Widespread consumption of contaminated meat has also been a feature of these outbreaks, yet reportedly no cases of gastro-intestinal anthrax have been diagnosed. Many victims of the cutaneous form may have also suffered from GI anthrax and were treated successfully for both with antimicrobials. But under the circumstances, at least some GI cases would have been expected.
Bringing Anthrax Under Control in Bangladesh
The solutions to preventing the annual emergence of anthrax outbreaks in Bangladesh are no secret, least of all to Bangladeshi authorities. But, for reasons already noted, implementation is not a simple matter. A concerted vaccination campaign with timely boosters in high risk areas is the surest way to limit anthrax in livestock. And preventing anthrax in livestock prevents anthrax in people. But getting enough vaccines to remote, high-risk areas has so far proved difficult, despite some efforts.
Public awareness is critical to catching and treating disease early. But even those aware of appropriate carcass disposal have limited options during the floods of the rainy season. Risks will still be taken to salvage the meat and hides of severely ill animals. Closing off grazing lands that may be contaminated with B. anthracis spores is also not an option in this densely populated country, particularly during the rainy season when dry land is limited.

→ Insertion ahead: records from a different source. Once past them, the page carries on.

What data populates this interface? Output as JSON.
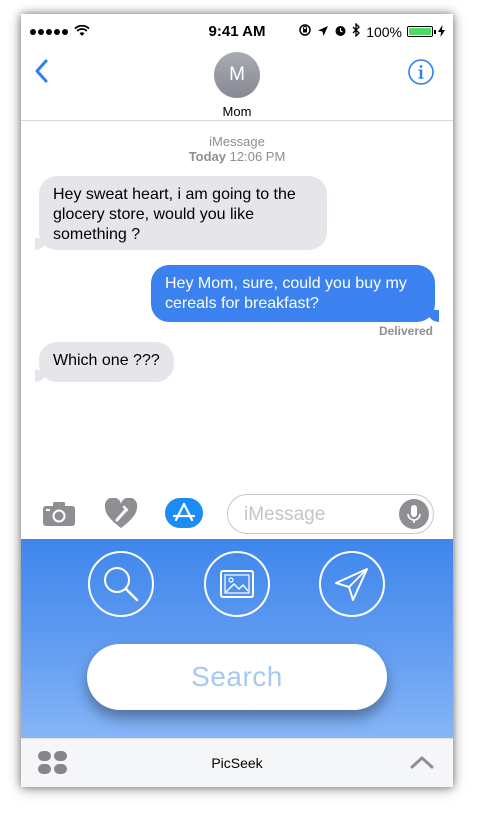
{
  "status_bar": {
    "signal_dots": 5,
    "time": "9:41 AM",
    "battery": "100%",
    "battery_level": 1.0,
    "icons": [
      "wifi-icon",
      "rotation-lock-icon",
      "location-icon",
      "alarm-icon",
      "bluetooth-icon",
      "charging-icon"
    ]
  },
  "header": {
    "avatar_initial": "M",
    "contact_name": "Mom",
    "back_icon": "chevron-left-icon",
    "info_icon": "info-icon"
  },
  "thread": {
    "service": "iMessage",
    "date_prefix": "Today",
    "time": "12:06 PM",
    "messages": [
      {
        "direction": "incoming",
        "lines": [
          "Hey sweat heart, i am going to the",
          "glocery store, would you like",
          "something ?"
        ]
      },
      {
        "direction": "outgoing",
        "lines": [
          "Hey Mom, sure, could you buy my",
          "cereals for breakfast?"
        ]
      },
      {
        "direction": "incoming",
        "lines": [
          "Which one ???"
        ]
      }
    ],
    "delivered_label": "Delivered"
  },
  "input_bar": {
    "placeholder": "iMessage",
    "icons": [
      "camera-icon",
      "digital-touch-heart-icon",
      "app-store-icon",
      "microphone-icon"
    ]
  },
  "picseek_panel": {
    "buttons": [
      "search-icon",
      "image-icon",
      "send-icon"
    ],
    "search_label": "Search"
  },
  "bottom_bar": {
    "app_name": "PicSeek",
    "icons": [
      "app-drawer-icon",
      "chevron-up-icon"
    ]
  },
  "colors": {
    "accent": "#3b82f0",
    "incoming_bubble": "#e5e5ea",
    "panel_top": "#3f86ec",
    "panel_bottom": "#86b5f8"
  }
}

Despite these handicaps, Bangladesh has somehow managed to keep human deaths from recent anthrax outbreaks to a minimum, or even non-existent if all cases have been diagnosed. While recent patterns of the disease in Bangladesh can largely be explained, remaining mysteries remind us that we still have much to learn about this ancient disease.
Fasanella A, Garofolo G, et al. Bangladesh anthrax outbreaks are probably caused by contaminated livestock feed. Epidemiology and Infection. 2012; 141(5): 1-8.
Saiful Islam Md, Jahangir Hossain M, et al. Risk practices for animal and human anthrax in Bangladesh: an exploratory study. Infect Ecol Epidemiol. 2013; 3.
Shaheenur Islam SK, Castellan DM, et al. Animal anthrax in Sirajganj district of Bangladesh from 2010 to 2012. Asian Journal of Medical and Biological Research. 2015; 1(3):387-395.
World Health Organisation (2008). Anthrax in Humans and Animals (4th ed.). Geneva: WHO.